🤖 AI Summary
Existing visual representation learning methods struggle to simultaneously achieve global semantic alignment and local spatial precision. To address this challenge, this work proposes MTV, a multi-task vision pretraining framework that systematically integrates vision-language contrastive learning, self-supervised learning, and dense spatial supervision within a shared backbone architecture. The framework leverages foundation models—including CLIP, MAE, and DINO—together with Depth Anything V2 and OWLv2 to generate high-quality dense pseudo-labels, thereby eliminating the need for manual annotation. Through joint optimization of these complementary tasks, MTV uncovers both synergistic and interfering interactions among them, significantly enhancing fine-grained spatial reasoning while preserving robust global semantic understanding.
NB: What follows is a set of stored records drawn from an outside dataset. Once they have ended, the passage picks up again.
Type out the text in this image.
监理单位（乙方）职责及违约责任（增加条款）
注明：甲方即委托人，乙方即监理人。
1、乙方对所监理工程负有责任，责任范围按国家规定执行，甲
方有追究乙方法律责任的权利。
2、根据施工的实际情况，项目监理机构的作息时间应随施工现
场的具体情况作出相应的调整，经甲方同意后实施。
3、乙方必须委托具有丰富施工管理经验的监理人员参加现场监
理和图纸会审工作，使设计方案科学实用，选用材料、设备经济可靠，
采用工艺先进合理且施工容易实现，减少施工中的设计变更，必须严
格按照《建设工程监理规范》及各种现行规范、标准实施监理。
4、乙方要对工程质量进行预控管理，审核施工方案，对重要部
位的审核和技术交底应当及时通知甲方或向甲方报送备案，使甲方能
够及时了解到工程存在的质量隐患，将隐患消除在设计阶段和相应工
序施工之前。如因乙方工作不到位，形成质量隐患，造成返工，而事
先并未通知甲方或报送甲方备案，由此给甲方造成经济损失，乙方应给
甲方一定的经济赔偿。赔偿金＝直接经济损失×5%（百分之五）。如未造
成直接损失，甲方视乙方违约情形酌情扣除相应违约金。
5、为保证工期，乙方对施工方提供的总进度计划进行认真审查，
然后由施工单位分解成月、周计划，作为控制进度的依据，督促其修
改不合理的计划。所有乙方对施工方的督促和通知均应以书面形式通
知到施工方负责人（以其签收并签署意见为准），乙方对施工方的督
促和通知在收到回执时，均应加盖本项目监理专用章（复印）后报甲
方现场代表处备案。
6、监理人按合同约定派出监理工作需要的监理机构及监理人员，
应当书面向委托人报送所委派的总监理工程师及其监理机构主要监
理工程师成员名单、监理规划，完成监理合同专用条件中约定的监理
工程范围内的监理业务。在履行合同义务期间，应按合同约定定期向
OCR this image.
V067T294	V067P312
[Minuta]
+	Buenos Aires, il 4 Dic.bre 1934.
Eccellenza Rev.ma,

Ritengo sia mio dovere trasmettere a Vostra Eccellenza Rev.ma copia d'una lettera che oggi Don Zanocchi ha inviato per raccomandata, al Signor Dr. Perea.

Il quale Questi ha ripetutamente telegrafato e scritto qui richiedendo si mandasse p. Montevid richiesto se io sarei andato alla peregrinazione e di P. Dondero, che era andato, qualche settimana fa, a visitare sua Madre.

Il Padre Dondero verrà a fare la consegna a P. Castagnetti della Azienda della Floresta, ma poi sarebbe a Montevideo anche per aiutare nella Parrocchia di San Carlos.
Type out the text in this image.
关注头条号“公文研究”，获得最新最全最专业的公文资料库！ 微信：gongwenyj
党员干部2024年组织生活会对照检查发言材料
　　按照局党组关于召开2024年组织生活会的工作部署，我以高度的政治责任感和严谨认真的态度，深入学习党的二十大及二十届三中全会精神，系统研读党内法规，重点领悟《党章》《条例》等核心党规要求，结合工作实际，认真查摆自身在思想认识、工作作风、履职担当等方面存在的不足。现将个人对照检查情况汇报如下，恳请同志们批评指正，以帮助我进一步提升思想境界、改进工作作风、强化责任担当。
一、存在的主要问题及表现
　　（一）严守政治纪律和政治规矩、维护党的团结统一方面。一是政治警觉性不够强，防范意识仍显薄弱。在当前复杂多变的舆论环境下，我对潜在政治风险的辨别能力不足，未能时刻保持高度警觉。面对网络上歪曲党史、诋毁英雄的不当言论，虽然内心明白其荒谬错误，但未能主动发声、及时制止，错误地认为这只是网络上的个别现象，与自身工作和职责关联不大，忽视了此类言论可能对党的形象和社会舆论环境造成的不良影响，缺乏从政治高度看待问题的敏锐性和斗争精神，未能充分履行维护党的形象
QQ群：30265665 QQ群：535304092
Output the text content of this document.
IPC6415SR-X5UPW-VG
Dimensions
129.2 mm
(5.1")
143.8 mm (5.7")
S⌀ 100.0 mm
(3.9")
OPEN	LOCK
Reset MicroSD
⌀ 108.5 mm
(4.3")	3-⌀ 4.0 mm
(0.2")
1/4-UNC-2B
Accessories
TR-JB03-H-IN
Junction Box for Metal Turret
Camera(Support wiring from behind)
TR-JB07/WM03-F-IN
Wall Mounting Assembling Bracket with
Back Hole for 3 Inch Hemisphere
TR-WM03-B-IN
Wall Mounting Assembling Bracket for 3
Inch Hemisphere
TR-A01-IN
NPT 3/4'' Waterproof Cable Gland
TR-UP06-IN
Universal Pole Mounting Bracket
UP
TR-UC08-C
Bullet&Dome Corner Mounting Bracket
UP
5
This approach enables scalable, general-purpose visual encoders that achieve a balanced “best-of-both-worlds” representation.
📝 Abstract
Current visual representation learning remains bifurcated: vision-language models (e.g., CLIP) excel at global semantic alignment but lack spatial precision, while self-supervised methods (e.g., MAE, DINO) capture intricate local structures yet struggle with high-level semantic context. We argue that these paradigms are fundamentally complementary and can be integrated into a principled multi-task framework, further enhanced by dense spatial supervision. We introduce MTV, a multi-task visual pretraining framework that jointly optimizes a shared backbone across vision-language contrastive, self-supervised, and dense spatial objectives. To mitigate the need for manual annotations, we leverage high-capacity"expert"models -- such as Depth Anything V2 and OWLv2 -- to synthesize dense, structured pseudo-labels at scale. Beyond the framework, we provide a systematic investigation into the mechanics of multi-task visual learning, analyzing: (i) the marginal gain of each objective, (ii) task synergies versus interference, and (iii) scaling behavior across varying data and model scales. Our results demonstrate that MTV achieves"best-of-both-worlds"performance, significantly enhancing fine-grained spatial reasoning without compromising global semantic understanding. Our findings suggest that multi-task learning, fueled by high-quality pseudo-supervision, is a scalable path toward more general visual encoders.